Uma espécie de justiça
Na obra Species Plantarum (1753), de Lineu, pode ler-se na página 15 a primeira descrição da Justicia hyssopifolia, endemismo das ilhas de Tenerife e La Gomera. O texto, em latim como era obrigatório e é ainda hoje recomendado (embora se permita o inglês), informa que se trata de uma espécie com folhas linear-lanceoladas e flores bilabiadas axilares, solitárias e de cor esbranquiçada — contrastando com a maioria das espécies de Justicia, que se prezam pelas flores garridas em arranjos muito vistosos. Quanto ao habitat, fica precisamente in insulis Fortunatis, designação feliz e realmente apropriada para as ilhas Canárias.
Justicia hyssopifolia L.
Ironicamente, foi no Barranco do Inferno, em Tenerife, que vimos estes exemplares de Justicia hyssopifolia. A visita a este barranco, com muitas rochas em tons claros a encandear os passeantes incautos sem óculos escuros, e um micro-clima escaldante e quase desértico, é paga. Cada visitante recebe então um mapa com a duração máxima permitida em cada troço do percurso e um capacete devidamente desinfectado que deverá usar para se proteger de possíveis derrocadas de pedras. A duração da visita é controlada por olheiros que, ao longo do barranco, evitam que os visitantes saiam dos trilhos, colham plantas e flores ou façam demasiado ruído, se concentrem, estragando, em locais de maior biodiversidade, ou nadem nas piscinas na base da cachoeira que é servida como troféu no fim do passeio — magrinha mas muito apreciada dada a sua raridade nesta ilha sem rios. Com a demora para observar as inúmeras plantas em detalhe, e o respeito devido pela fotografia perfeita, ultrapassámos em muito o tempo recomendado de permanência no barranco. Valeu-nos um grupo grande de alemães idosos cujo avanço no caminho foi frequentemente nulo ou mesmo negativo, e que devolveram os capacetes muito depois de nós.
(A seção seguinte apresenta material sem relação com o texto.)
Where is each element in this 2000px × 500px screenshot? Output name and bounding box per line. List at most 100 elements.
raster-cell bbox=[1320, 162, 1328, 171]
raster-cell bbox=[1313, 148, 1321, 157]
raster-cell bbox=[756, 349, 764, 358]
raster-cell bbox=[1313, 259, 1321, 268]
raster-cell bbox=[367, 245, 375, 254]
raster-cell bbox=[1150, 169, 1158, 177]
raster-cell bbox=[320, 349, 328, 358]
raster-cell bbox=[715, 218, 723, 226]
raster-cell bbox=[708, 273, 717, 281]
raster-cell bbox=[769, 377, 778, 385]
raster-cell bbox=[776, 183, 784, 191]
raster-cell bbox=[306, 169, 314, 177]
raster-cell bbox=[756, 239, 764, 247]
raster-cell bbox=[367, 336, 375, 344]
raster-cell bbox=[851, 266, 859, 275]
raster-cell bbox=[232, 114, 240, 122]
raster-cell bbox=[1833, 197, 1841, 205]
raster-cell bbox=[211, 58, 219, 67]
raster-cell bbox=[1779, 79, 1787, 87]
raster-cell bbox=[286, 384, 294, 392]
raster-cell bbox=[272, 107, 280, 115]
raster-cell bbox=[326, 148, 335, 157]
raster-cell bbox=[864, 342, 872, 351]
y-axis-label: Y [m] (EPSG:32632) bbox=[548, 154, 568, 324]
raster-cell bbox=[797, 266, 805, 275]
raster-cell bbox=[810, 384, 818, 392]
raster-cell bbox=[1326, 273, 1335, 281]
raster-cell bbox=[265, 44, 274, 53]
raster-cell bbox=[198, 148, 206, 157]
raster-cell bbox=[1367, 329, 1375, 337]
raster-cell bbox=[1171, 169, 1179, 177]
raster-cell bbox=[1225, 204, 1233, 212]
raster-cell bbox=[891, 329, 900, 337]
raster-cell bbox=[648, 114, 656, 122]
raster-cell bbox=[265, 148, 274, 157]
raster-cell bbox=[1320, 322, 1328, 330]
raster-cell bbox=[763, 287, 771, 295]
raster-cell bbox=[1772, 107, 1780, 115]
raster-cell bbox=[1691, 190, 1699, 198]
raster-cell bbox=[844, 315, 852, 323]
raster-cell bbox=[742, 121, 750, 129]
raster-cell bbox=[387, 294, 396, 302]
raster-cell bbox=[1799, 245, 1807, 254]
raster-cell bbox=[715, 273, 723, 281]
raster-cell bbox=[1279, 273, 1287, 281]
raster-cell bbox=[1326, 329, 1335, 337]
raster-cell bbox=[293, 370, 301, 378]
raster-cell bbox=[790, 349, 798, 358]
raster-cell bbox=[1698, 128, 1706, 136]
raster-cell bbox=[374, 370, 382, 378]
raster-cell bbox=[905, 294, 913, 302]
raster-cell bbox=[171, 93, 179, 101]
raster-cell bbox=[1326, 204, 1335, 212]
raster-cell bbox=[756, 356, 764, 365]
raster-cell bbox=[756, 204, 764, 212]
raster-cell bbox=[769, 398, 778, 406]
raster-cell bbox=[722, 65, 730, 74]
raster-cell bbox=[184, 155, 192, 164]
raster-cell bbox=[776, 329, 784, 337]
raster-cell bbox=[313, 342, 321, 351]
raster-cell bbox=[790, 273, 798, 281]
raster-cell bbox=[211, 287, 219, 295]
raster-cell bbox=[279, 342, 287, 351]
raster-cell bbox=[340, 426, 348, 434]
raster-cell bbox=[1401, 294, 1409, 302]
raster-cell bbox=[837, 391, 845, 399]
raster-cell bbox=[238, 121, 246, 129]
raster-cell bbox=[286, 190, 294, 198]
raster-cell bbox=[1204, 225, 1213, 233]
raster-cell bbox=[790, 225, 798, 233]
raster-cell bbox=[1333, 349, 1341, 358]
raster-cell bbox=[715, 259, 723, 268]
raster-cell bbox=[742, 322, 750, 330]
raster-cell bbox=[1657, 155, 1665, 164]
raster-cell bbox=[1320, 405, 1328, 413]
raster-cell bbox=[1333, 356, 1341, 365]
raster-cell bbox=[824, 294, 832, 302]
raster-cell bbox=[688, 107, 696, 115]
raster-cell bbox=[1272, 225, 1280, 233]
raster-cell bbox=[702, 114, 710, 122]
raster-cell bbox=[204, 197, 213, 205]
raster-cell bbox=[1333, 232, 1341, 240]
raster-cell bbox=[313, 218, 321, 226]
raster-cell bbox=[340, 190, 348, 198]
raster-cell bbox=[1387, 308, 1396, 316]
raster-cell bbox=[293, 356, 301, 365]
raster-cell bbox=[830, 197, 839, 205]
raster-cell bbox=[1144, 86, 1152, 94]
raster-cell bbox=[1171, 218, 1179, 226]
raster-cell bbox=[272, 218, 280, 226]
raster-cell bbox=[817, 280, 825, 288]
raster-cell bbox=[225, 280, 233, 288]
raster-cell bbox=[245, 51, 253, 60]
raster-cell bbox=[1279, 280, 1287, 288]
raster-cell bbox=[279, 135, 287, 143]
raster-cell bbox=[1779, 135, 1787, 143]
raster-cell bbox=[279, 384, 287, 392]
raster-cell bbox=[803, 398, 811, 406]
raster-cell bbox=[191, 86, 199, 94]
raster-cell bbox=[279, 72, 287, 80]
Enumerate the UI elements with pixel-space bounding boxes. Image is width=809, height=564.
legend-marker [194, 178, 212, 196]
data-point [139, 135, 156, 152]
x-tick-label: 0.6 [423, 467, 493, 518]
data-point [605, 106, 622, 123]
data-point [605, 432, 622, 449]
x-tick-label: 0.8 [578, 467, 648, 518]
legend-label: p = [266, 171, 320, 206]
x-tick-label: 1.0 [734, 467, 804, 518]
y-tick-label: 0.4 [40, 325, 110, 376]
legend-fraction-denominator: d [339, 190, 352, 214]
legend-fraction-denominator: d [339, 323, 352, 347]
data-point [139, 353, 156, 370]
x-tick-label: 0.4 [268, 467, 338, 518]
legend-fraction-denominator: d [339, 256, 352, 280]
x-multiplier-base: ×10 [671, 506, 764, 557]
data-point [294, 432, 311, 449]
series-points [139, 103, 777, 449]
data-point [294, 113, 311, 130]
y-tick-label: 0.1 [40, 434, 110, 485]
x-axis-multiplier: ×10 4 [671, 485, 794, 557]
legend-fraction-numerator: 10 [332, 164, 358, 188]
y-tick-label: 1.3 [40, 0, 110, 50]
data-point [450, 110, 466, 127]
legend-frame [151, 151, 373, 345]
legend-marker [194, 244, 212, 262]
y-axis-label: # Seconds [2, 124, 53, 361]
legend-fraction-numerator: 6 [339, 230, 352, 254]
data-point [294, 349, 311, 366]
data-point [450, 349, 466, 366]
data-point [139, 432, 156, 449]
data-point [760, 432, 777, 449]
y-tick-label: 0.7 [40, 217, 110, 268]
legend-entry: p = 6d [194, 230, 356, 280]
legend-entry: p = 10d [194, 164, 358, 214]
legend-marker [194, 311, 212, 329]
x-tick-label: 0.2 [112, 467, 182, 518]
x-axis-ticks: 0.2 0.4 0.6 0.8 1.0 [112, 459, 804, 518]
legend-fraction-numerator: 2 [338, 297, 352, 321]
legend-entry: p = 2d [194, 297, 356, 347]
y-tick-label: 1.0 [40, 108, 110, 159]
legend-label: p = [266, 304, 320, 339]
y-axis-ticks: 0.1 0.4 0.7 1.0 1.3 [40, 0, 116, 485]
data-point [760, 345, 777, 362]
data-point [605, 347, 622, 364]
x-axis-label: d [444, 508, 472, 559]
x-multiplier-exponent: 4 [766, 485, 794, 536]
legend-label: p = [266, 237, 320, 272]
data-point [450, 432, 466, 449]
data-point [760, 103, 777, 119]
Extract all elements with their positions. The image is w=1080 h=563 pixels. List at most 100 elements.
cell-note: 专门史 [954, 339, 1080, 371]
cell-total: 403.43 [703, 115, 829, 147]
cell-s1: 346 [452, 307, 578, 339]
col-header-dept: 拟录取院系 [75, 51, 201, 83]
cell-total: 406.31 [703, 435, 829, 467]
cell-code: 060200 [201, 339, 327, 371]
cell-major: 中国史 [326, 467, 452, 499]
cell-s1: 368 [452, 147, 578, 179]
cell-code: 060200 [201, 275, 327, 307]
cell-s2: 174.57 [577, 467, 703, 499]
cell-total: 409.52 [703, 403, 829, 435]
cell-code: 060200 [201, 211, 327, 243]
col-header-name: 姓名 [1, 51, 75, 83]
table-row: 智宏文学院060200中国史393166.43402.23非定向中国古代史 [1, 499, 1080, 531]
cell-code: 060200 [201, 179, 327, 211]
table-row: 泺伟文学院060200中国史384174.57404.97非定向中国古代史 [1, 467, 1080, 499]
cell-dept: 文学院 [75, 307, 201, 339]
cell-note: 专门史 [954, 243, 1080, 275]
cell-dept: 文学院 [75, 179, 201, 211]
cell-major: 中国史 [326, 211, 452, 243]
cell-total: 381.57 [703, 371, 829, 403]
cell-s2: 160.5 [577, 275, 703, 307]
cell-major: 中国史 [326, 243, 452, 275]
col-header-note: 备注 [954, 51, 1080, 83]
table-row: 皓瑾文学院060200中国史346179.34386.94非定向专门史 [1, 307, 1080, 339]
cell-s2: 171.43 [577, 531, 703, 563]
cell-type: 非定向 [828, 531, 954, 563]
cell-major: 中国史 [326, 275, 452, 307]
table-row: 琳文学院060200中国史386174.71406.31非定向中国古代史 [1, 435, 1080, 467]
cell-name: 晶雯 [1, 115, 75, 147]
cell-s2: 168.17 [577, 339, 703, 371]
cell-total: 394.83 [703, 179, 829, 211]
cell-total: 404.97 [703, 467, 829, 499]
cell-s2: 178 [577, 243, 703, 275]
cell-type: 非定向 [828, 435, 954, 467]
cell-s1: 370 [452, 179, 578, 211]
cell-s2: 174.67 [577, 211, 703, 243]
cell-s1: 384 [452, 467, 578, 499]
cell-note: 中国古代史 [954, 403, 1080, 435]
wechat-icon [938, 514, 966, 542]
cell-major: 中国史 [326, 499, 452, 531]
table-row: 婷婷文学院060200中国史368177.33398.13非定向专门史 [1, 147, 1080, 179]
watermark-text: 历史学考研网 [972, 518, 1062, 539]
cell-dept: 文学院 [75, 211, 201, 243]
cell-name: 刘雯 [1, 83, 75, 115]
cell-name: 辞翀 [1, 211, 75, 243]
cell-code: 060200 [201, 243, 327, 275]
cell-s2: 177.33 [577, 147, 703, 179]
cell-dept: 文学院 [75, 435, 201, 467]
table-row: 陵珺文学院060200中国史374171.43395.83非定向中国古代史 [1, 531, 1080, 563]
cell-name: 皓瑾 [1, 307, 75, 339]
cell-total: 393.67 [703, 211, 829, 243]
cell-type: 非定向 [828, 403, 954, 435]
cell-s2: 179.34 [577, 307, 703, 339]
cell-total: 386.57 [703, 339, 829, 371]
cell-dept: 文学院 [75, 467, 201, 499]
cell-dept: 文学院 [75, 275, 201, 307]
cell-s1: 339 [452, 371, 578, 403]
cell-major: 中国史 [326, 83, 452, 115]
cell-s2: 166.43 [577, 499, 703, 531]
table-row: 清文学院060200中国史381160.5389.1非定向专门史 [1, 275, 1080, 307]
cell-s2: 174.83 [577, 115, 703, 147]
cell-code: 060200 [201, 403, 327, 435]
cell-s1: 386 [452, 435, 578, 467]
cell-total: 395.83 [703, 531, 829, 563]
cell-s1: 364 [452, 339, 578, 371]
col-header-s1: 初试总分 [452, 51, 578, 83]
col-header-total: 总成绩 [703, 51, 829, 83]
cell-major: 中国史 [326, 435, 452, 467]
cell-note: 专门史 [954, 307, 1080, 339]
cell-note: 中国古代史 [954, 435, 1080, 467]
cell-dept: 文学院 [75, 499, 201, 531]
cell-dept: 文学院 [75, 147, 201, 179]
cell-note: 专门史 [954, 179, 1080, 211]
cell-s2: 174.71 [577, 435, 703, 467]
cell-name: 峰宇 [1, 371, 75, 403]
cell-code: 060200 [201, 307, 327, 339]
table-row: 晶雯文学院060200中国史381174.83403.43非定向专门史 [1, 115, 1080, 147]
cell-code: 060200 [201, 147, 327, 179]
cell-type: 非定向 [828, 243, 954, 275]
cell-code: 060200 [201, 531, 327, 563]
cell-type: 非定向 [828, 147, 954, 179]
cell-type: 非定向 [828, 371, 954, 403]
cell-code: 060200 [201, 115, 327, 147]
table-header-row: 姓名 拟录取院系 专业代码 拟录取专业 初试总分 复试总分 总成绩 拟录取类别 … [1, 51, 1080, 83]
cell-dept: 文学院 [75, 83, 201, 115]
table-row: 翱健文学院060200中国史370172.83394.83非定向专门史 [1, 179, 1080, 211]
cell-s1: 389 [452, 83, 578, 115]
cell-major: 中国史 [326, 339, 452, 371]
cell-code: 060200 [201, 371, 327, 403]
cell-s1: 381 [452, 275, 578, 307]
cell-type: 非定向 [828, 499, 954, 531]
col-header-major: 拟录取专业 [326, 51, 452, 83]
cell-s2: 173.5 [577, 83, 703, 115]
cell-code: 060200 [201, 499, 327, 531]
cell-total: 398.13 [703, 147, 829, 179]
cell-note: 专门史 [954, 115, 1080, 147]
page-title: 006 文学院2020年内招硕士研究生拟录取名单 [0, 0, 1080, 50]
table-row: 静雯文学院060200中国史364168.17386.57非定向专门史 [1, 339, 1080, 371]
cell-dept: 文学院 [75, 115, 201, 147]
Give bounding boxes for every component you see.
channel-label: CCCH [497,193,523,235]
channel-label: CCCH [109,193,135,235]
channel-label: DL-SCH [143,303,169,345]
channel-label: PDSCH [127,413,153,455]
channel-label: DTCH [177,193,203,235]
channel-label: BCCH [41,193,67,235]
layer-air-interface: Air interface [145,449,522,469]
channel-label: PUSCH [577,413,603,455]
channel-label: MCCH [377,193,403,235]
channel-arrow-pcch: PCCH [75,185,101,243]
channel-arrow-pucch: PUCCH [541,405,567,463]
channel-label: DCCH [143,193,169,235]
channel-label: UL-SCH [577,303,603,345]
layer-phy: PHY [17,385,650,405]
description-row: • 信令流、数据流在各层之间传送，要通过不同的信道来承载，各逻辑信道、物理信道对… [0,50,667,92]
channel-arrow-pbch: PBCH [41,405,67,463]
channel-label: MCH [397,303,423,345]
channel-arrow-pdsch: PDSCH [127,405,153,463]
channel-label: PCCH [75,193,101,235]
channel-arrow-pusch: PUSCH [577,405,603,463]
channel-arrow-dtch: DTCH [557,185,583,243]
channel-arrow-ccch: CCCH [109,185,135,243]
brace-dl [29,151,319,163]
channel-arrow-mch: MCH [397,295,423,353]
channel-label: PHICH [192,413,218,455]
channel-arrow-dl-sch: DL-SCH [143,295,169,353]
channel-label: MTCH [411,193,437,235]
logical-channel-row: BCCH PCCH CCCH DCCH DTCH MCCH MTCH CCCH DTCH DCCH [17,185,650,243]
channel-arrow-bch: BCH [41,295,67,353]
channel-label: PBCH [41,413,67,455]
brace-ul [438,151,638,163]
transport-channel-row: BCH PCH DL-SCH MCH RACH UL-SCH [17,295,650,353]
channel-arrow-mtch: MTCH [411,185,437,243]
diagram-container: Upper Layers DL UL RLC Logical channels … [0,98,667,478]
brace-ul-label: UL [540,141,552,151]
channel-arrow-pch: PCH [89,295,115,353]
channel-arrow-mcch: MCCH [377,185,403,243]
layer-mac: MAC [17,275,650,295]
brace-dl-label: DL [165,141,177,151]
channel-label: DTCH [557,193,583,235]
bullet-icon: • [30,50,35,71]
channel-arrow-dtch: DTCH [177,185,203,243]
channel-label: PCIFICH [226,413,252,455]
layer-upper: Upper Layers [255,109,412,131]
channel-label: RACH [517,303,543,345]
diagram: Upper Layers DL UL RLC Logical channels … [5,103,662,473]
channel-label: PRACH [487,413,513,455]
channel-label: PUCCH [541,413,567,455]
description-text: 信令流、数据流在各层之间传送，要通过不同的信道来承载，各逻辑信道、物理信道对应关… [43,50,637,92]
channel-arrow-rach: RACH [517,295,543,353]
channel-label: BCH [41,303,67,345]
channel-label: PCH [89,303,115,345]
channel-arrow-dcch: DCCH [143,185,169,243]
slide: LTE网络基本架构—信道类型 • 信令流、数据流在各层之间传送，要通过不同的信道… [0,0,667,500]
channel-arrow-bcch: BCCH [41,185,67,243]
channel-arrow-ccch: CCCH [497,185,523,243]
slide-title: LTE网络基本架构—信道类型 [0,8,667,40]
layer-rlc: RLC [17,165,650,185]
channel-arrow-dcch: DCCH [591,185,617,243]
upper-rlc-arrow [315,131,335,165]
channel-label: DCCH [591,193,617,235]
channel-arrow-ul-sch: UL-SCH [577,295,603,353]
Justicia é dos géneros mais populosos da família Acanthaceae, com cerca de 900 espécies conhecidas. Crê-se que tenha origem nas regiões de clima quente temperado, alimentando na América, África e Índia várias espécies de borboletas (como a Anartia fatima). Apesar de tão disseminada, e de o arquipélago da Madeira estar próximo, não há registo de endemismos conhecidos da família Acanthaceae nessas ilhas.